Has the real Paul Fronczak been found? I’m uncertain.

So earlier this week there was an article on from a Las Vegas news outlet saying Paul Fronczak, the one that was stolen from the hospital as a newborn in 1964, has been located and is living in Michigan. The article promised more information later.

(The case is incredibly complicated and I recommend you check out Paul’s casefile on Charley. In a nutshell:

Paul was stolen from a Chicago hospital on April 27, 1964, just 36 hours after birth, by a woman who has posed as a nurse and has never been identified. In late 1965 an abandoned toddler was found wandering around a Newark, New Jersey store and was thought to be Paul Fronczak. There was no DNA testing available at the time to prove this definitively, but baby Paul’s parents accepted him as theirs and raised him.

In 2012, however, a DNA test established that this man was NOT actually the biological child of Mr. and Mrs. Fronczak. Not-Paul, as I call him, enlisted help from a genetic genealogist, and in 2015 he was identified. He and his twin sister were born into an abusive family, and shortly after they turned two, both twins disappeared and their three siblings were warned to never speak of them again. Their disappearances were never reported.

Not-Paul has published a book about all this, titled¬†The Foundling: The True Story of a Kidnapping, a Family Secret, and My Search for the Real Me. I own a copy on Kindle but haven’t read it yet.)

Getting back to the report that the real Paul has been found… well, it’s been several days and there’s no further information released. Furthermore, that article I linked to above is the ONLY article I can find that talks about this alleged recovery. You’d think this would be explosive news that would make headlines all over the world, but nope.

Even if the actual Paul didn’t want his identity released, you’d think there’d still be something printed like “Paul now lives in a small town in Michigan and works as a Blank. He began having doubts about his origins because Reasons. His presumed abductor raised him as her own son and is now deceased. He would like his privacy respected at this time.” SOMETHING.

I’m beginning to wonder if this “recovery” was a hoax. Though, for what it’s worth, baby Paul isn’t listed on the NCMEC site anymore.

I really don’t know; the whole thing is very puzzling to me. Any ideas?

MP of the week: Thomas Bowman

This week’s featured missing person is a very old case, over 60 years old in fact: Thomas Eldon Bowman, an eight-year-old boy who disappeared during a hike with his family in Arroyo Cinco Canyon in Altadena, California on March 23, 1957.

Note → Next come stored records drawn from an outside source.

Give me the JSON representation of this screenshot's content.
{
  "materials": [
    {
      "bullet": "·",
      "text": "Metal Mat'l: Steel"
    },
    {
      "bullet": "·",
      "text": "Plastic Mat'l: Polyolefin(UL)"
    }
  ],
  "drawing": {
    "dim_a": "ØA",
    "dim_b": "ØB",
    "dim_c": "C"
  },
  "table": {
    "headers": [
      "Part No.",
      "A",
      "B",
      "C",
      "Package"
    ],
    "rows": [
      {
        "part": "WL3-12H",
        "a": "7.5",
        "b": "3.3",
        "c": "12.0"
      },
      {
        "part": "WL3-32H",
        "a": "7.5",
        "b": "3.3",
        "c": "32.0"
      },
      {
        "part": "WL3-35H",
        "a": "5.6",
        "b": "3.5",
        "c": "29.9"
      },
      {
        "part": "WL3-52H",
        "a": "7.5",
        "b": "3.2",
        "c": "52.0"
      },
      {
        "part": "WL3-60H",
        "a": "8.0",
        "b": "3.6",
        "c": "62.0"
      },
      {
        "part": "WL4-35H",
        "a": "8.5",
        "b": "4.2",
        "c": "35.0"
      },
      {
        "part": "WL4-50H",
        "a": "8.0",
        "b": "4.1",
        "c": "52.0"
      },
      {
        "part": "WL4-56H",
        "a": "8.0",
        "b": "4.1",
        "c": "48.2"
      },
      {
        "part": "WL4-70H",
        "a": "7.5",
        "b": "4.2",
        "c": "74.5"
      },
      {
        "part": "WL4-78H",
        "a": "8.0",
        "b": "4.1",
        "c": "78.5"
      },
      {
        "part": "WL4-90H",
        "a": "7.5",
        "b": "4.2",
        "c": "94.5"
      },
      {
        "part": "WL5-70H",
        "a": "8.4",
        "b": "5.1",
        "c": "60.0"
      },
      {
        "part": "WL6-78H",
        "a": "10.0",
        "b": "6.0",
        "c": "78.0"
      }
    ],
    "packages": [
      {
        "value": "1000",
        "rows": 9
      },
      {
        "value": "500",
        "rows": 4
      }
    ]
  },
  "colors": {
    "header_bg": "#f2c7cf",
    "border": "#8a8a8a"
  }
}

Investigators believe he was abducted and murdered by serial killer Mack Ray Edwards, who was active in the fifties and sixties. He pleaded guilty to the murders of three children and has been linked to the disappearance of six missing kids besides Thomas. His known and presumed victims’ ages ranged from seven to sixteen.

Edwards suicided on death row in 1971. He was a heavy equipment operator who worked on high construction in California. A good job for a serial killer; police think he buried the missing children’s remains under the highways.